Department of Computer Science, Rice University, Houston, TX, USA.
BMC Bioinformatics. 2010 May 11;11:242. doi: 10.1186/1471-2105-11-242.
Structural variations caused by a wide range of physico-chemical and biological sources directly influence the function of a protein. For enzymatic proteins, the structure and chemistry of the catalytic binding site residues can be loosely defined as a substructure of the protein. Comparative analysis of drug-receptor substructures across and within species has been used for lead evaluation. Substructure-level similarity between the binding sites of functionally similar proteins has also been used to identify instances of convergent evolution among proteins. In functionally homologous protein families, shared chemistry and geometry at catalytic sites provide a common, local point of comparison among proteins that may differ significantly at the sequence, fold, or domain topology levels.
This paper describes two key results that can be used separately or in combination for protein function analysis. The Family-wise Analysis of SubStructural Templates (FASST) method uses all-against-all substructure comparison to determine Substructural Clusters (SCs). SCs characterize the binding site substructural variation within a protein family. In this paper we focus on examples of automatically determined SCs that can be linked to phylogenetic distance between family members, segregation by conformation, and organization by homology among convergent protein lineages. The Motif Ensemble Statistical Hypothesis (MESH) framework constructs a representative motif for each protein cluster among the SCs determined by FASST to build motif ensembles that are shown through a series of function prediction experiments to improve the function prediction power of existing motifs.
FASST contributes a critical feedback and assessment step to existing binding site substructure identification methods and can be used for the thorough investigation of structure-function relationships. The application of MESH allows for an automated, statistically rigorous procedure for incorporating structural variation data into protein function prediction pipelines.
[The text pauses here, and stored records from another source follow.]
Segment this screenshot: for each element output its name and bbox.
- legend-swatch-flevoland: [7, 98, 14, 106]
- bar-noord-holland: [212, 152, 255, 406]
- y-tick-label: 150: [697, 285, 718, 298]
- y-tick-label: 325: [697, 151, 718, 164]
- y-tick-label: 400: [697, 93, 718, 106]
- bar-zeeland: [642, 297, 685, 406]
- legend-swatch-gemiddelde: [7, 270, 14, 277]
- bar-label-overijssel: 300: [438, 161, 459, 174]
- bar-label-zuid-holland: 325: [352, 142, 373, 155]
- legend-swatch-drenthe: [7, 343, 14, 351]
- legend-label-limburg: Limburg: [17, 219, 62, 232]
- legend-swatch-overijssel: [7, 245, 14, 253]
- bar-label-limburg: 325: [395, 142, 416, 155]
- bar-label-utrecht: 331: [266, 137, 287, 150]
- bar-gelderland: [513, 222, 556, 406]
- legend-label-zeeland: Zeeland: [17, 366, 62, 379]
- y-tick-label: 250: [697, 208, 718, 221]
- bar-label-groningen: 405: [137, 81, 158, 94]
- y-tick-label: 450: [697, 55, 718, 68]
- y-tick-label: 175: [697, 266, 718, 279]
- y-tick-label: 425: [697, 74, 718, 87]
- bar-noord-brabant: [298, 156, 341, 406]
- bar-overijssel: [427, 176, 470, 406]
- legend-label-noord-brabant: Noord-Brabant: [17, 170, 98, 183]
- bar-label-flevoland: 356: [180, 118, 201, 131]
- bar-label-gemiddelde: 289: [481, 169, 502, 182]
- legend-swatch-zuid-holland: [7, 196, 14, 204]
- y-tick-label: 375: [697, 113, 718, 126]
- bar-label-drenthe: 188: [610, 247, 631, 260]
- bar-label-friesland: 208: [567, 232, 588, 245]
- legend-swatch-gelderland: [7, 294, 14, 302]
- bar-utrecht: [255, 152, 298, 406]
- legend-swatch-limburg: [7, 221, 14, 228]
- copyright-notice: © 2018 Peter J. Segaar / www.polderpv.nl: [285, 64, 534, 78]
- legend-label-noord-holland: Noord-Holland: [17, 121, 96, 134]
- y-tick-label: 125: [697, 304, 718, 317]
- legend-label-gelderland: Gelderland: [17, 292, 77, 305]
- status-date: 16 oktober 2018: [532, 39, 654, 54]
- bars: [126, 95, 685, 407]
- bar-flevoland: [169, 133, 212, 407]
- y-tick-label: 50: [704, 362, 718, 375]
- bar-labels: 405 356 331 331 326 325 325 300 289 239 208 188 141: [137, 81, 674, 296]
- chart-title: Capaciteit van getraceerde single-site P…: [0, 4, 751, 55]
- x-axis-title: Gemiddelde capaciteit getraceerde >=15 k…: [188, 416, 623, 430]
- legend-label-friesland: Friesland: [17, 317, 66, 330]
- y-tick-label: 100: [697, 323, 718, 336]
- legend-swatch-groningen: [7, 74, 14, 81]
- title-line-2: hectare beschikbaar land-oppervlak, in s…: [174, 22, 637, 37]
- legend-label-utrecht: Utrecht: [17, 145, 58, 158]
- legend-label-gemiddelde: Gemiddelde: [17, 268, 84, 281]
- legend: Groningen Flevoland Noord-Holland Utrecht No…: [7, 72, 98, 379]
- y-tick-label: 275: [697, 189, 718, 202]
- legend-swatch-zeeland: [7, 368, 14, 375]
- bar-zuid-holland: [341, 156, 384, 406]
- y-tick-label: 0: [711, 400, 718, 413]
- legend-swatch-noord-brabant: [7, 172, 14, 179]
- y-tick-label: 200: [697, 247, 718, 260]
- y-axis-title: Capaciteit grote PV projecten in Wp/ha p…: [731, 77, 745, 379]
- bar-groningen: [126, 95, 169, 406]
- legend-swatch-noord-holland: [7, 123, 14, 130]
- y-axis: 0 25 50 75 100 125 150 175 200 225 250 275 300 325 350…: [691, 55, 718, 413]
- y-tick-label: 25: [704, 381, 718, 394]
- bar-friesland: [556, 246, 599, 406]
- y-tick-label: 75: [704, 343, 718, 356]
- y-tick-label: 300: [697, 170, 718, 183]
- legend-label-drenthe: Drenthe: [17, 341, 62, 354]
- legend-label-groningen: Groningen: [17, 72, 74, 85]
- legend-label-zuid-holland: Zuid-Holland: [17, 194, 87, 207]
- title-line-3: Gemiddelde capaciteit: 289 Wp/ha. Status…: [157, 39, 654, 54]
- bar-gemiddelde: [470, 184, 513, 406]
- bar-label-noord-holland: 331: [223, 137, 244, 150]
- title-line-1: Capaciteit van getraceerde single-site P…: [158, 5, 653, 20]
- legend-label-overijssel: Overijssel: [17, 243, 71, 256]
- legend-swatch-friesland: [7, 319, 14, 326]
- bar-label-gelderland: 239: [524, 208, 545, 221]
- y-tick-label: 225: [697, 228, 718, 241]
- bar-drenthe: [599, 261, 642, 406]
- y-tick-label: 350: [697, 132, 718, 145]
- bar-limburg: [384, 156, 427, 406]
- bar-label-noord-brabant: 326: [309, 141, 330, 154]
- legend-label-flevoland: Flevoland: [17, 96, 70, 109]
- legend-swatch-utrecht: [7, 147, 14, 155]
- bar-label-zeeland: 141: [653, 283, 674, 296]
Our work provides an unbiased, automated assessment of the structural variability of identified binding site substructures among protein structure families and a technique for exploring the relation of substructural variation to protein function. As available proteomic data continues to expand, the techniques proposed will be indispensable for the large-scale analysis and interpretation of structural data.
由广泛的物理化学和生物来源引起的结构变化直接影响蛋白质的功能。对于酶蛋白,催化结合位点残基的结构和化学性质可以松散地定义为蛋白质的一个亚结构。在物种间和种内对药物受体亚结构进行比较分析已被用于先导评估。功能相似的蛋白质之间结合位点的亚结构相似性也被用于鉴定蛋白质之间趋同进化的实例。在功能同源的蛋白质家族中,催化位点的共享化学和几何形状为蛋白质提供了一个共同的、局部的比较点,这些蛋白质在序列、折叠或结构域拓扑水平上可能有很大的差异。
本文描述了两个可单独使用或组合使用的关键结果,用于蛋白质功能分析。家族内亚结构模板分析(FASST)方法使用全对全亚结构比较来确定亚结构簇(SC)。SC 特征在于蛋白质家族内的结合位点亚结构变化。在本文中,我们重点介绍了自动确定的 SC 的示例,这些示例可以与家族成员之间的系统发育距离、构象分离以及趋同蛋白谱系之间的同源组织相关联。Motif Ensemble Statistical Hypothesis(MESH)框架为 FASST 确定的 SC 中的每个蛋白质簇构建一个代表基序,构建 motif 集合,通过一系列功能预测实验证明,这些集合可以提高现有 motif 的功能预测能力。
FASST 为现有的结合位点亚结构识别方法提供了关键的反馈和评估步骤,并可用于深入研究结构-功能关系。MESH 的应用允许将结构变化数据自动、严格地纳入蛋白质功能预测管道。我们的工作提供了一种对蛋白质结构家族中识别的结合位点亚结构的结构可变性进行无偏、自动评估的方法,以及一种探索亚结构变化与蛋白质功能关系的技术。随着可用蛋白质组数据的不断扩展,所提出的技术对于大规模分析和解释结构数据将是不可或缺的。